Microsoft 'won' the summer showcases, but what does that mean when Marcus Fenix and Kratos are both on Steam?
www.pcgamer.com
Xbox is still obviously wanting to make hardware, and I have some thoughts on that. Consoles are increasingly getting just as powerful as your average gaming PC. I just did a little bit of research, the Xbox Series X was released at $450 MSRP, and for an equivalent gaming PC in terms of hardware, it would cost you closer to $1000 to build one in 2020. A Ryzen 3600 and RTX 3060 is apparently pretty close to the same gaming performance as that Xbox. Microsoft sells their consoles at a loss, recouping profits via game sales on its platforms.

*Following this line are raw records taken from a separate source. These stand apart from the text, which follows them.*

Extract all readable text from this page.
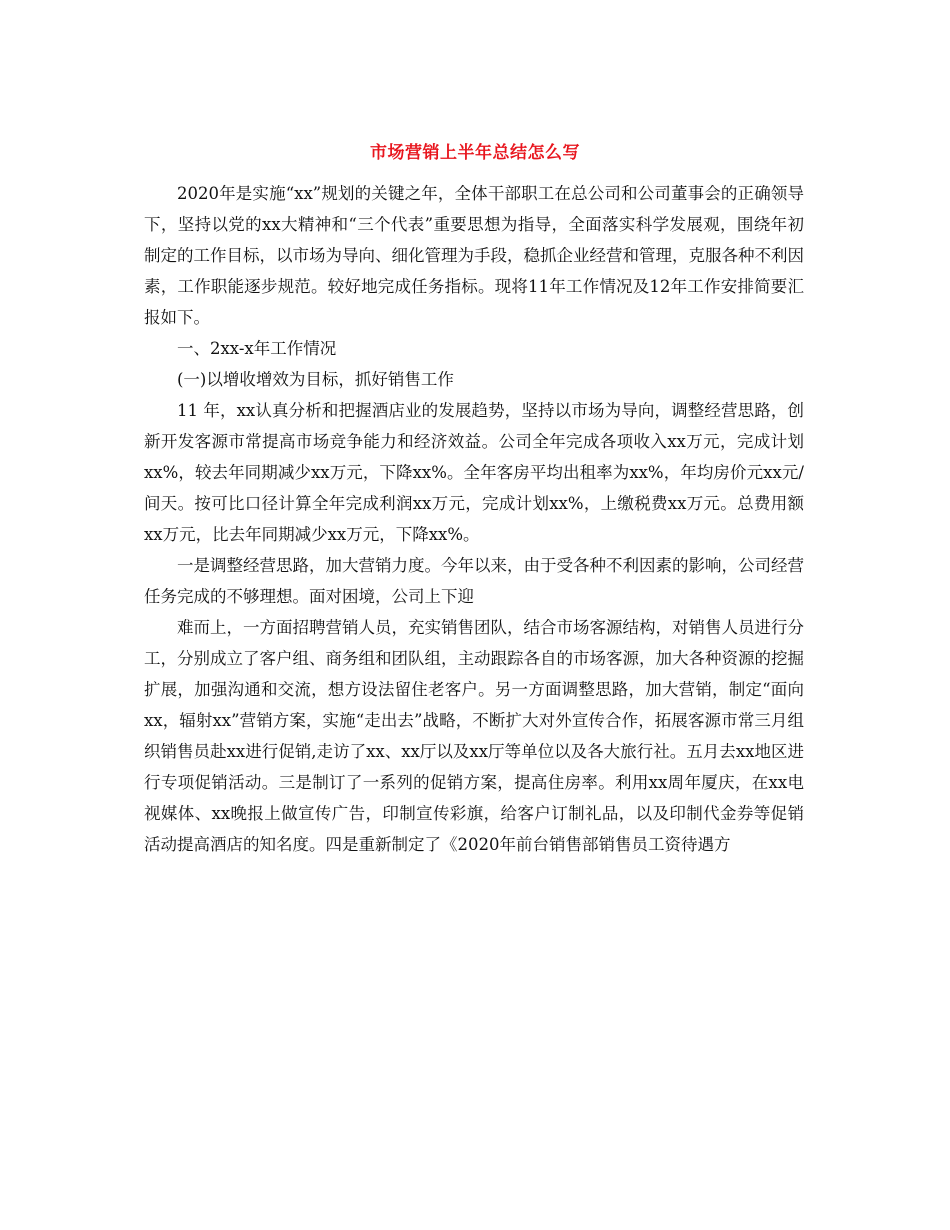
市场营销上半年总结怎么写

2020年是实施“xx”规划的关键之年，全体干部职工在总公司和公司董事会的正确领导下，坚持以党的xx大精神和“三个代表”重要思想为指导，全面落实科学发展观，围绕年初制定的工作目标，以市场为导向、细化管理为手段，稳抓企业经营和管理，克服各种不利因素，工作职能逐步规范。较好地完成任务指标。现将11年工作情况及12年工作安排简要汇报如下。

一、2xx-x年工作情况

(一)以增收增效为目标，抓好销售工作

11 年，xx认真分析和把握酒店业的发展趋势，坚持以市场为导向，调整经营思路，创新开发客源市常提高市场竞争能力和经济效益。公司全年完成各项收入xx万元，完成计划xx%，较去年同期减少xx万元，下降xx%。全年客房平均出租率为xx%，年均房价元xx元/间天。按可比口径计算全年完成利润xx万元，完成计划xx%，上缴税费xx万元。总费用额xx万元，比去年同期减少xx万元，下降xx%。

一是调整经营思路，加大营销力度。今年以来，由于受各种不利因素的影响，公司经营任务完成的不够理想。面对困境，公司上下迎

难而上，一方面招聘营销人员，充实销售团队，结合市场客源结构，对销售人员进行分工，分别成立了客户组、商务组和团队组，主动跟踪各自的市场客源，加大各种资源的挖掘扩展，加强沟通和交流，想方设法留住老客户。另一方面调整思路，加大营销，制定“面向xx，辐射xx”营销方案，实施“走出去”战略，不断扩大对外宣传合作，拓展客源市常三月组织销售员赴xx进行促销,走访了xx、xx厅以及xx厅等单位以及各大旅行社。五月去xx地区进行专项促销活动。三是制订了一系列的促销方案，提高住房率。利用xx周年厦庆，在xx电视媒体、xx晚报上做宣传广告，印制宣传彩旗，给客户订制礼品，以及印制代金券等促销活动提高酒店的知名度。四是重新制定了《2020年前台销售部销售员工资待遇方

With that business approach, I think Microsoft could more aggressively price their new consoles while maintaining good performance. With the walls between console and PC gaming starting to disappear, I think consoles will be the entry level machines for budget conscious gamers. Of course this has always been the case for as long as PC gaming and console gaming have coexisted, but now is the time to really market it more specifically that way. Introduce more PC exclusives to consoles, sell consoles cheaper, and get more people playing more games. No longer are customers wanting the latest console to play the latest exclusive, but instead they see games that were once PC only but couldn’t afford to buy a gaming PC, now buying a console as a low cost entry point to play those same games. There’s lot of games on Steam and the PC platform as a whole that haven’t made it to consoles. If we are bringing console exclusives to PC, then PC games should move the other way as well. Every game on every platform, but now with consoles as the cheaper route and gaming PCs as the more high-end premium route.
Don’t know if this makes much sense to anyone but me, I may have just worded this weirdly, but I think I got my point across.